Já escrevi neste blogue sobre António Cabrita, a propósito do seu livro de poesia Não se Emenda, a Chuva. Está aí descrita a sua actividade multímoda e a condição de escritor emigrado em Moçambique.
Desta vez, trata-se da colectânea de contos em título, todos de ambiência
moçambicana. Publicou-a este ano Companhia das Ilhas, uma nova editora que foi fundada, também este ano, por Carlos Alberto Machado no arquipélago
onde nasci. Hoje a distância permanece, mas não permanece a sua impossibilidade
e o seu silêncio. Uma ilha, neste caso a do Pico, já não é exclusivamente um
pedaço de terra cercado de mar e céu por todos os lados. Poderia sediar-se no
Corvo, que cumpria a função a que se propôs, editar géneros de difícil publicação,
poesia, teatro, conto, em livros de pequeno tamanho e preço, com uma qualidade
gráfica esmerada.
Mas passemos ao que vim. É logo deste jeito que começa o primeiro conto:
Mas passemos ao que vim. É logo deste jeito que começa o primeiro conto:
"A linguagem é traiçoeira mas permite-nos recortar o inexprimível e
contar como o Zibelina bateu com os ossos no céu. Embutido na transparência
azul. Bastou um tiro com uma carabina para caça grossa."
Não sei se por minha leitura
e, portanto, posterior enlace meu, se, de início, por intenção do autor, o
certo é que este primeiro parágrafo me parece conter a ironia que germinará, em
tons diversos, nos demais contos, mesmo os que tratam de casos de morte, curiosamente
o primeiro e o último na arrumação do livro. São inúmeros os exemplos do que
afirmo. Além da surpresa de tão saboroso começo, refiro duas ocorrências
da ironia a que aludo, estas bastam, mais seria povoar o texto de citações, o que só dá jeito a
quem escreva à linha e tenha de as preencher todas.
Um é o nome da personagem
central do belo conto Yes, We Can, Ulisse,
um nome tão saboroso como o caso de Zebelina que bateu com os ossos no céu. Ulisse é uma ironia bonacheirona, numa
história que ressuma empatia com a personagem central do conto, servindo-se o
autor da literatura do fantástico para lhe dar o final, caso único no livro.

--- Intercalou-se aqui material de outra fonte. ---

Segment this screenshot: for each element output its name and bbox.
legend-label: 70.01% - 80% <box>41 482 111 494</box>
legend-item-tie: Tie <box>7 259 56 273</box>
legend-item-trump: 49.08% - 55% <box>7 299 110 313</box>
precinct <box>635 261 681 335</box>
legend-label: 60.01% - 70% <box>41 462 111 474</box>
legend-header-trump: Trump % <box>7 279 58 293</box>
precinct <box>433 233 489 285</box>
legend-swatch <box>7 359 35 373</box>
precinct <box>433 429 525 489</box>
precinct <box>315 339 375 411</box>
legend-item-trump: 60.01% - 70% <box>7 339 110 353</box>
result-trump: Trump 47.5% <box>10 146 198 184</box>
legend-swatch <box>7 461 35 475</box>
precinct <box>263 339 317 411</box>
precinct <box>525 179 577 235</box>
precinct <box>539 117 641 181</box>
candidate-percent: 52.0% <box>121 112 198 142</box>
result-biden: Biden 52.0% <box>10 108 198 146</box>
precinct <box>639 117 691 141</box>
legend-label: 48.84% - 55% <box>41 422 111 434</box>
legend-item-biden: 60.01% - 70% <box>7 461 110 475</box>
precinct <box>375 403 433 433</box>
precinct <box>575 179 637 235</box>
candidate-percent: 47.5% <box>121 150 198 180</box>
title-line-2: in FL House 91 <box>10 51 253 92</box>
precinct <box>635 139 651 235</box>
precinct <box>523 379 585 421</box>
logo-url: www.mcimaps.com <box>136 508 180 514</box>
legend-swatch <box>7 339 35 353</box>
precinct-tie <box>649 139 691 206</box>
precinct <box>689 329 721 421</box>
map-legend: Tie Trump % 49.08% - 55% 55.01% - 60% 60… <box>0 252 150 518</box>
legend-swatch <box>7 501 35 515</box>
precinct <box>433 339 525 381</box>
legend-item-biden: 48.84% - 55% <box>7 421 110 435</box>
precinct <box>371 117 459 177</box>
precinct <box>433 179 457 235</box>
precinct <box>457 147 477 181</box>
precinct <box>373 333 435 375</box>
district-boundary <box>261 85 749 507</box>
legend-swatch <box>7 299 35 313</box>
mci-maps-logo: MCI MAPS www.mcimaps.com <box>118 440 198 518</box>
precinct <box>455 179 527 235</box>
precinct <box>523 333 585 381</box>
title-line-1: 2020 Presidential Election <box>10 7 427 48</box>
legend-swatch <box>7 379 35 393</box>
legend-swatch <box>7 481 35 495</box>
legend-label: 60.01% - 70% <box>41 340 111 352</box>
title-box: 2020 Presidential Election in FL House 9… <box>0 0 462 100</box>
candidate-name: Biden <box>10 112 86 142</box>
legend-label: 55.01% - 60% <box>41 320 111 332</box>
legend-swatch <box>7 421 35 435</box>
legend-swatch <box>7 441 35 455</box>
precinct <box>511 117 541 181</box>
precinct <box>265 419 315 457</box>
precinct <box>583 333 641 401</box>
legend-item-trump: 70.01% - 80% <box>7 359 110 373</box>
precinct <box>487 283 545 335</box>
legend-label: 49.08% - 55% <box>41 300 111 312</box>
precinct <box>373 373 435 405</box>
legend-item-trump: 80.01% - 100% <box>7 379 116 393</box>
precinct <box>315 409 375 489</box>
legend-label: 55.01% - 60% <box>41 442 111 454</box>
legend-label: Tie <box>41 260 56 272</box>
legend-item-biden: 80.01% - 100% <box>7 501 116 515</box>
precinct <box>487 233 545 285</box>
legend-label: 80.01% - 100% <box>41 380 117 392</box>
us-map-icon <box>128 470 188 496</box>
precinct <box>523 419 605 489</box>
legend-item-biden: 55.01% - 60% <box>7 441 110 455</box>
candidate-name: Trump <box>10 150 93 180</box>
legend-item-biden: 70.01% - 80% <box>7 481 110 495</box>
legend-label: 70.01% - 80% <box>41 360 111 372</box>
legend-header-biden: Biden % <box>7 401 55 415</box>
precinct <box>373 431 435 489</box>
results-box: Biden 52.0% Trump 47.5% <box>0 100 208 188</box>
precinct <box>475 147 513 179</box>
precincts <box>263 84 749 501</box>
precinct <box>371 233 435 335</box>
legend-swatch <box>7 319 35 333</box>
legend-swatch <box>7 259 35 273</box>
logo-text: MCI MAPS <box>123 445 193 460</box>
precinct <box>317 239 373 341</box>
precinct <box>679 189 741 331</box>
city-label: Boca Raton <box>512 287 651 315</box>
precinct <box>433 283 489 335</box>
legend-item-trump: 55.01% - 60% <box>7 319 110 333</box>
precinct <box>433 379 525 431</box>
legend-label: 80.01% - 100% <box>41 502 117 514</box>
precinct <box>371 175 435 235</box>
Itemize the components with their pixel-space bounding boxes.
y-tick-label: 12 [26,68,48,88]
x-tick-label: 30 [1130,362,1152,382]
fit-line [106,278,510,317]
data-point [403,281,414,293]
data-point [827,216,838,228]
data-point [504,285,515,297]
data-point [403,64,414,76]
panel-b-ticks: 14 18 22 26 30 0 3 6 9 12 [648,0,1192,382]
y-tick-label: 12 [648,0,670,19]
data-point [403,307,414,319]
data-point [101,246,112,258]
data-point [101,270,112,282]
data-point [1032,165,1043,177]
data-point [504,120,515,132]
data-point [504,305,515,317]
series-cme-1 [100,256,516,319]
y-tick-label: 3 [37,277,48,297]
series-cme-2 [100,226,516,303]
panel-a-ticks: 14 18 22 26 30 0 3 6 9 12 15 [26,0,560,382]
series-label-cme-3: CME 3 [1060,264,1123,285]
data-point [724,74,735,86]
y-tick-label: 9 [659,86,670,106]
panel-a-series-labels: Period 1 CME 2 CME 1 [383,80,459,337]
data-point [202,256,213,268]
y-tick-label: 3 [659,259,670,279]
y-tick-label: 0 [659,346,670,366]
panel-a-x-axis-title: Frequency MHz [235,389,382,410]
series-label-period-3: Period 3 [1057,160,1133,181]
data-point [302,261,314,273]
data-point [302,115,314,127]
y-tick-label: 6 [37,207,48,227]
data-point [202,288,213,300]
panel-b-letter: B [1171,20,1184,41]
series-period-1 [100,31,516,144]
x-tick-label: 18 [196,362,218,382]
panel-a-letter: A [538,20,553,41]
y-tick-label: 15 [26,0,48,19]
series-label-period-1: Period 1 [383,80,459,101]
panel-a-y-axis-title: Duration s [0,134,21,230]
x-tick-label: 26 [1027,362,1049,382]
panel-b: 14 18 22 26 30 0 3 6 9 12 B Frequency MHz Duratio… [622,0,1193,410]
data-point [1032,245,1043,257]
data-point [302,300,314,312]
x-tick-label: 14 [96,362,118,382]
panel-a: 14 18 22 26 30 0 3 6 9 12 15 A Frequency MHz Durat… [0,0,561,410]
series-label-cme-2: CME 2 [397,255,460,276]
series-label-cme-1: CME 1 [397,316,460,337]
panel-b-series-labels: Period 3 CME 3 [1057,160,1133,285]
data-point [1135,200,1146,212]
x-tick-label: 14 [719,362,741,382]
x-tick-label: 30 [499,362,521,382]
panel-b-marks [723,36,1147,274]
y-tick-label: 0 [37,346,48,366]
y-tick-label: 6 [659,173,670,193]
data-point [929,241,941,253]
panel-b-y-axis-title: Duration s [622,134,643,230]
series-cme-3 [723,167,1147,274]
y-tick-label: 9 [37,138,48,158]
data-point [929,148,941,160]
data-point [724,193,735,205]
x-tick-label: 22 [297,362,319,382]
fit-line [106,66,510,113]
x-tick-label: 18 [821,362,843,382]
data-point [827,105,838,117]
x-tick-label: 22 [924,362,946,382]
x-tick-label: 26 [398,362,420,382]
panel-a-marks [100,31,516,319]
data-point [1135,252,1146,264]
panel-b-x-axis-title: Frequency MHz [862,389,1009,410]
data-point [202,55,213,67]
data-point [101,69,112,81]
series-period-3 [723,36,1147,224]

Aquela ironia solidária transforma-se em solidadriedade com a explicação do
nome, que poderia ser apenas de Ulisses
no singular (o sintagma em itálico é meu), sabendo nós que os africanos de língua
portuguesa substituem muitas vezes o plural pelo singular. Não é o caso. É uma
descida ao fundo escuro da humanidade:
"Aos quatro meses da gravidez, moída pela pancada do pai, a mãe escreveu-lhe
e o grego respondeu-lhe numa linha:
“Chama-lhe Ulisses”. Com as lágrimas a mãe debotou o «ésse» final e ficou
Ulisse."
Esta descida ao gelo humano, de
convivência com a ironia, não é única no livro. É um jogo que talvez aligeire o
peso a uma leitura distraída, mas na leitura atenta funciona como funcionaria
o sarcasmo, de que o autor não se serve em todo o livro, provavelmente assim o
rodeando como excesso de denúncia.
A outra citação pertence ao
conto O Sagui e a Estrela de Cinema:
"Até o carácter dos realizadores, que hoje, com espalhafato, matavam e
esfolavam, e amanhã se desdobravam em sorrisos e gentilezas, numa rotação de 489 graus"
Não existe tal rotação em
geometria, e ao autor não bastou o máximo dos 360 graus para tornar a ironia suficientemente
mordaz, a ironia da reviravolta em imagem ridicularizante por caricatura, a
rotação e meia, mais nove graus, daqueles que já nem vendem a alma ao diabo,
nem sequer a hipotecam, porque a perderam ou nunca a tiveram.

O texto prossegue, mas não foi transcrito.